Carmike Cinemas adalah jaringan bioskop pertama yang mengumumkan tidak akan menayangkan “The Interview” di 278 bioskopnya di seluruh negeri. Sony Pictures membatalkan pemutaran perdana film tersebut di Kota New York di Landmark Sunshine di Lower East Side Manhattan, yang dijadwalkan pada Kamis, 18 Desember.
Gugatan kedua diajukan oleh dua mantan karyawan Sony Pictures yang mengatakan studio tersebut tidak berbuat cukup untuk mencegah peretas mencuri nomor Jaminan Sosial dan informasi pribadi lainnya tentang pekerja saat ini dan mantan pekerja. Ia juga mencari status class action.
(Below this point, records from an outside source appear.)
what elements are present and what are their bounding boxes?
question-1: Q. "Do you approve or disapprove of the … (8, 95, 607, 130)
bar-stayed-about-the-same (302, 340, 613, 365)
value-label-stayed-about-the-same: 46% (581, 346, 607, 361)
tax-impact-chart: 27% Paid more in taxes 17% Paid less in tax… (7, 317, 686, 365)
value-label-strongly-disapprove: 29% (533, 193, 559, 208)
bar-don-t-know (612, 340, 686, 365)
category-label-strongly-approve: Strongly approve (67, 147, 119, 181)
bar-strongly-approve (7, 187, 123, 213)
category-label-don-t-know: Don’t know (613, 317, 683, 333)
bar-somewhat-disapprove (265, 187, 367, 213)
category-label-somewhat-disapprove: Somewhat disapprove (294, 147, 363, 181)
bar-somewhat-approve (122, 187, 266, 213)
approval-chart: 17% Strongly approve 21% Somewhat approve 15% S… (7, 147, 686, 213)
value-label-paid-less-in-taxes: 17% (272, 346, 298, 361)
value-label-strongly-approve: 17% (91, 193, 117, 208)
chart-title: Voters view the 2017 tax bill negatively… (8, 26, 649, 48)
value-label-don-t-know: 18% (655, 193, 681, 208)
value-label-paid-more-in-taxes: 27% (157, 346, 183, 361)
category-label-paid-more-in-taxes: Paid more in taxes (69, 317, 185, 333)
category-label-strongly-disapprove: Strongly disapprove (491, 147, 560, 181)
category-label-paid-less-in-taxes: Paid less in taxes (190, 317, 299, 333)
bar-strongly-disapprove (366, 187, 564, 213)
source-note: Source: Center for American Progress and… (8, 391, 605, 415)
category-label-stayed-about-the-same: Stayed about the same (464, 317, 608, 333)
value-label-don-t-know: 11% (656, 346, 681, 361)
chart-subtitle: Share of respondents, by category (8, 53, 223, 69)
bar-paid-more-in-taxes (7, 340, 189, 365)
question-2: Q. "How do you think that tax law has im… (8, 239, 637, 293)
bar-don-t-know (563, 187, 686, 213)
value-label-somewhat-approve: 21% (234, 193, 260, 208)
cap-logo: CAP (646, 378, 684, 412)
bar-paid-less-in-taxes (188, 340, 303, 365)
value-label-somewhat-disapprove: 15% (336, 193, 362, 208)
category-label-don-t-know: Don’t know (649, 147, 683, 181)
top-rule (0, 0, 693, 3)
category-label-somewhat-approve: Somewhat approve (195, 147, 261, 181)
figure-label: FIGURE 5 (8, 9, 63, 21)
17 Desember: Jaringan teater ternama di negara ini, Regal Cinemas, AMC dan Cinemark, menarik “The Interview”, memaksa Sony untuk membatalkan perilisan film tersebut pada Hari Natal. Tampaknya tidak ada harapan untuk penundaan rilis teater atau penayangan video-on-demand, Sony mengumumkan bahwa mereka “tidak memiliki rencana rilis lebih lanjut untuk film tersebut.”
“Kami sangat sedih dengan upaya kurang ajar untuk menekan distribusi film, yang merugikan perusahaan kami, karyawan kami, dan masyarakat Amerika dalam prosesnya,” kata studio tersebut dalam sebuah pernyataan. “Kami mendukung pembuat film kami dan hak mereka atas kebebasan berekspresi dan sangat kecewa dengan hasil ini.”
Segera setelah itu, seorang pejabat AS mengatakan penyelidik federal yakin ada hubungan antara serangan dunia maya dan Korea Utara.
Para bintang, politisi, dan pakar meramaikan Twitter dan media massa mempertimbangkan keputusan Sony untuk menyerah. Banyak yang melihat langkah ini sebagai preseden berbahaya dalam perang melawan peretas.
18 Desember: Gedung Putih mengatakan bukti menunjukkan peretasan terhadap Sony Pictures dilakukan oleh “aktor canggih” dengan “niat jahat”. Namun juru bicara Josh Earnest menolak menyalahkan Korea Utara. Earnest mengatakan dia tidak ingin terlibat dalam penyelidikan Departemen Kehakiman dan FBI.
Gugatan ketiga yang meminta status class action sedang diajukan terhadap Sony Pictures. Gugatan tersebut, yang diajukan oleh dua mantan pekerja Sony lainnya, meminta ganti rugi dan ganti rugi bagi mereka yang terkena dampak pelanggaran tersebut, termasuk $1.000 untuk setiap orang yang informasi medisnya dicuri. Salah satu penggugat mengklaim Sony membiarkan informasi medisnya tetap berada di servernya terlalu lama; dia meninggalkan perusahaan pada tahun 2009. Gugatan tersebut juga menuduh bahwa Sony memprioritaskan pengendalian kerusakan dibandingkan rasa malu yang terdapat dalam email dari para eksekutif puncaknya, dibandingkan memberikan informasi yang tepat kepada pekerjanya saat ini dan mantan karyawannya tentang pelanggaran tersebut.